Major depressive disorder (MDD) is associated with an increased risk for suicide. There is considerable evidence that a predisposition to suicidal behavior may exist which is independent of the MDD itself. Recent studies suggest a familial transmission of the diathesis for suicidal behavior, reflected in the observation of suicide aggregation in families and higher rate of suicidal behavior in first-degree relatives of suicide attempters with MDD. One of these transmission factors may be neurobiological alterations. The main goal of the present study was therefore to study abnormalities in cortical thickness in the hypothesized fronto-cingulate network in depressed patients with high risk for suicide. 15 MDD patients with documented own suicidal behavior and/or with suicidal behavior in first-degree relatives (high risk group), 15 depressed patients with non-high risk for suicide and 30 matched healthy controls participated in the study.

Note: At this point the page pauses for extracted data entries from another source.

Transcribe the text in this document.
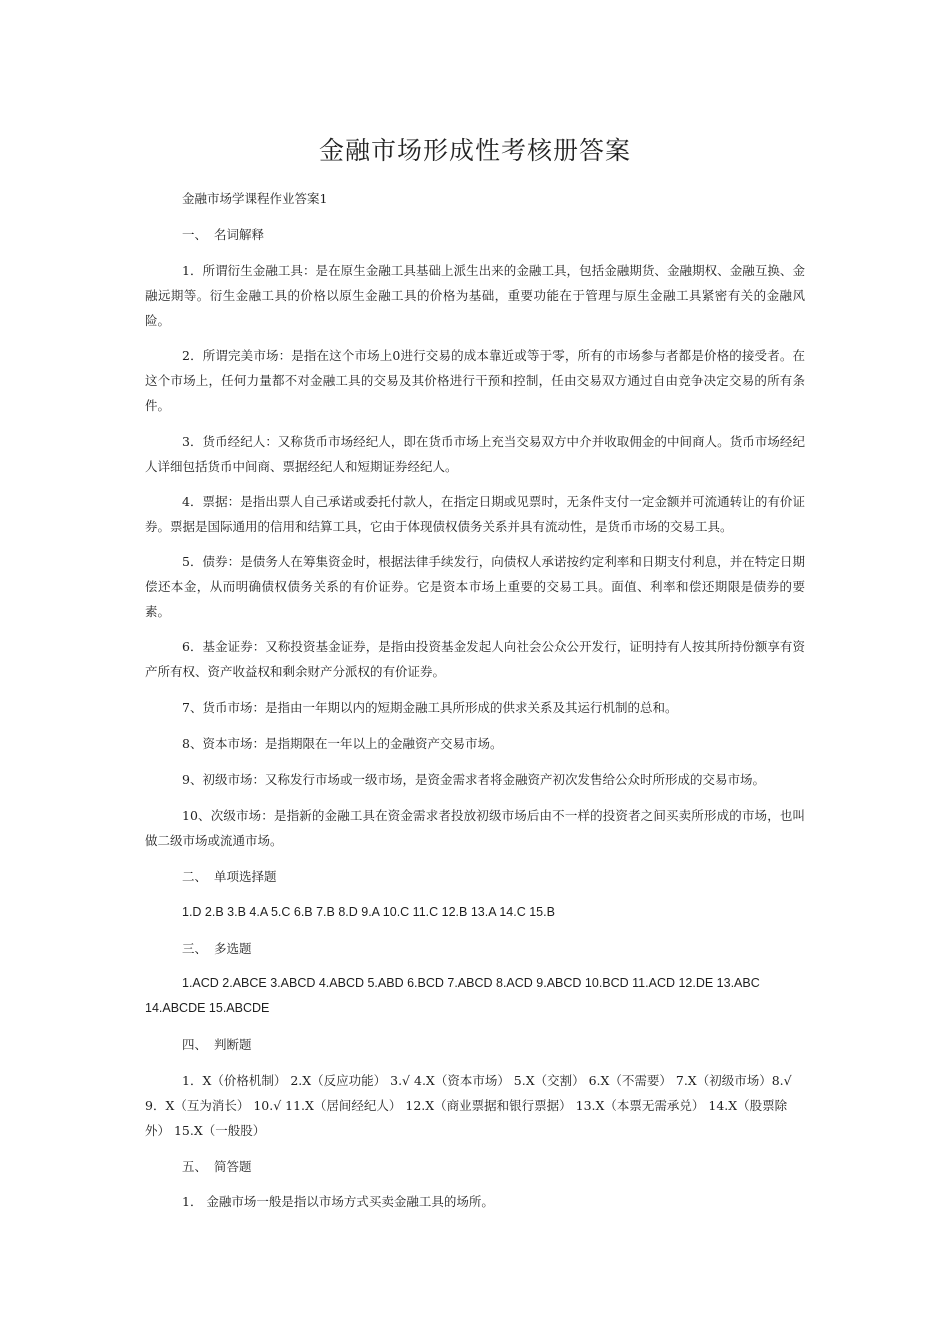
金融市场形成性考核册答案
金融市场学课程作业答案1
一、 名词解释
1．所谓衍生金融工具：是在原生金融工具基础上派生出来的金融工具，包括金融期货、金融期权、金融互换、金融远期等。衍生金融工具的价格以原生金融工具的价格为基础，重要功能在于管理与原生金融工具紧密有关的金融风险。
2．所谓完美市场：是指在这个市场上0进行交易的成本靠近或等于零，所有的市场参与者都是价格的接受者。在这个市场上，任何力量都不对金融工具的交易及其价格进行干预和控制，任由交易双方通过自由竞争决定交易的所有条件。
3．货币经纪人：又称货币市场经纪人，即在货币市场上充当交易双方中介并收取佣金的中间商人。货币市场经纪人详细包括货币中间商、票据经纪人和短期证券经纪人。
4．票据：是指出票人自己承诺或委托付款人，在指定日期或见票时，无条件支付一定金额并可流通转让的有价证券。票据是国际通用的信用和结算工具，它由于体现债权债务关系并具有流动性，是货币市场的交易工具。
5．债券：是债务人在筹集资金时，根据法律手续发行，向债权人承诺按约定利率和日期支付利息，并在特定日期偿还本金，从而明确债权债务关系的有价证券。它是资本市场上重要的交易工具。面值、利率和偿还期限是债券的要素。
6．基金证券：又称投资基金证券，是指由投资基金发起人向社会公众公开发行，证明持有人按其所持份额享有资产所有权、资产收益权和剩余财产分派权的有价证券。
7、货币市场：是指由一年期以内的短期金融工具所形成的供求关系及其运行机制的总和。
8、资本市场：是指期限在一年以上的金融资产交易市场。
9、初级市场：又称发行市场或一级市场，是资金需求者将金融资产初次发售给公众时所形成的交易市场。
10、次级市场：是指新的金融工具在资金需求者投放初级市场后由不一样的投资者之间买卖所形成的市场，也叫做二级市场或流通市场。
二、 单项选择题
1.D 2.B 3.B 4.A 5.C 6.B 7.B 8.D 9.A 10.C 11.C 12.B 13.A 14.C 15.B
三、 多选题
1.ACD 2.ABCE 3.ABCD 4.ABCD 5.ABD 6.BCD 7.ABCD 8.ACD 9.ABCD 10.BCD 11.ACD 12.DE 13.ABC
14.ABCDE 15.ABCDE
四、 判断题
1．X（价格机制） 2.X（反应功能） 3.√ 4.X（资本市场） 5.X（交割） 6.X（不需要） 7.X（初级市场）8.√
9．X（互为消长） 10.√ 11.X（居间经纪人） 12.X（商业票据和银行票据） 13.X（本票无需承兑） 14.X（股票除
外） 15.X（一般股）
五、 简答题
1． 金融市场一般是指以市场方式买卖金融工具的场所。
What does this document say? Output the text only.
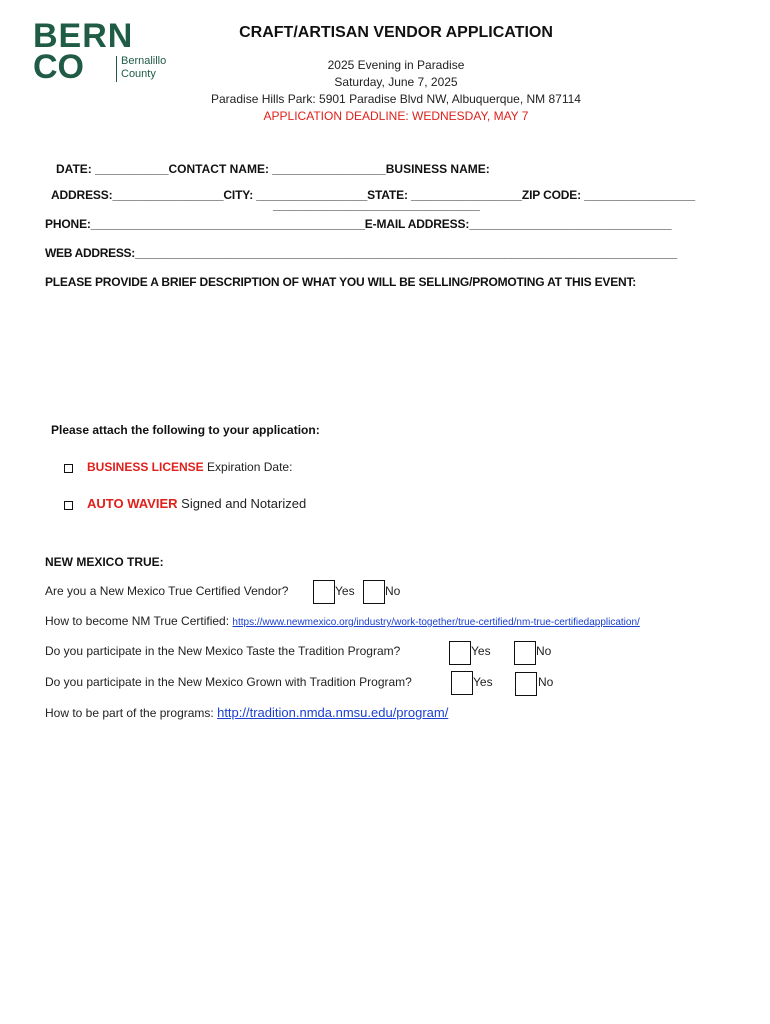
BERN
CO	Bernalillo
County
CRAFT/ARTISAN VENDOR APPLICATION
2025 Evening in Paradise
Saturday, June 7, 2025
Paradise Hills Park: 5901 Paradise Blvd NW, Albuquerque, NM 87114
APPLICATION DEADLINE: WEDNESDAY, MAY 7
DATE: ___________CONTACT NAME: _________________BUSINESS NAME:
ADDRESS:_________________CITY: _________________STATE: _________________ZIP CODE: _________________
_______________________________
PHONE:__________________________________________E-MAIL ADDRESS:_______________________________
WEB ADDRESS:_____________________________________________________________________________________
PLEASE PROVIDE A BRIEF DESCRIPTION OF WHAT YOU WILL BE SELLING/PROMOTING AT THIS EVENT:
Please attach the following to your application:
BUSINESS LICENSE Expiration Date:
AUTO WAVIER Signed and Notarized
NEW MEXICO TRUE:
Are you a New Mexico True Certified Vendor?	Yes	No
How to become NM True Certified: https://www.newmexico.org/industry/work-together/true-certified/nm-true-certifiedapplication/
Do you participate in the New Mexico Taste the Tradition Program?	Yes	No
Do you participate in the New Mexico Grown with Tradition Program?	Yes	No
How to be part of the programs: http://tradition.nmda.nmsu.edu/program/
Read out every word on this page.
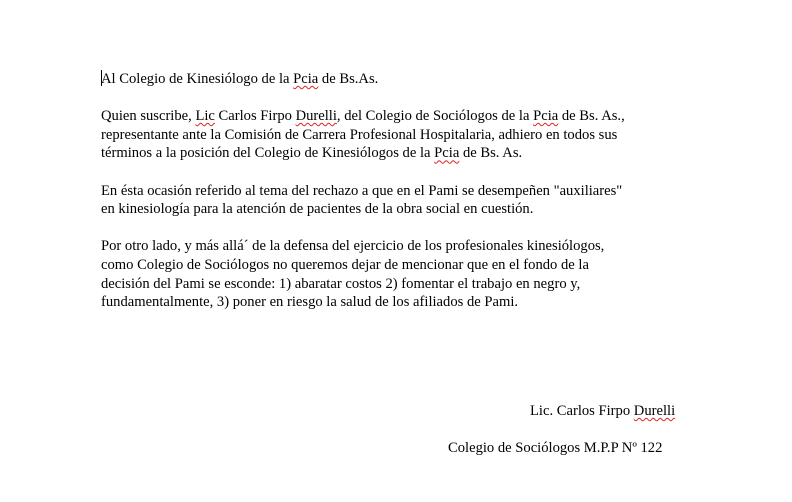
Al Colegio de Kinesiólogo de la Pcia de Bs.As.

Quien suscribe, Lic Carlos Firpo Durelli, del Colegio de Sociólogos de la Pcia de Bs. As.,
representante ante la Comisión de Carrera Profesional Hospitalaria, adhiero en todos sus
términos a la posición del Colegio de Kinesiólogos de la Pcia de Bs. As.

En ésta ocasión referido al tema del rechazo a que en el Pami se desempeñen "auxiliares"
en kinesiología para la atención de pacientes de la obra social en cuestión.

Por otro lado, y más allá´ de la defensa del ejercicio de los profesionales kinesiólogos,
como Colegio de Sociólogos no queremos dejar de mencionar que en el fondo de la
decisión del Pami se esconde: 1) abaratar costos 2) fomentar el trabajo en negro y,
fundamentalmente, 3) poner en riesgo la salud de los afiliados de Pami.

Lic. Carlos Firpo Durelli
Colegio de Sociólogos M.P.P Nº 122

Using an automated surface based approach (FreeSurfer) structural T1-weighted volumes were analyzed for differences in cortical thickness on a node by node basis covering the entire cortex. Patients with high risk for suicide showed significantly thinner cortex in the left dorsolateral, ventrolateral prefrontal cortex and the anterior cingulate in contrast to non-high risk patients. Together with previous morphometric results of our group, this new finding provides strong evidence for structural brain alterations in depressed patients with high risk for suicide in the fronto-cingulo-striatal network, which is strongly involved in reward processing and behavioral/emotional control. This alteration may constitute the neurobiological basis for an increased predisposition to suicidal behavior.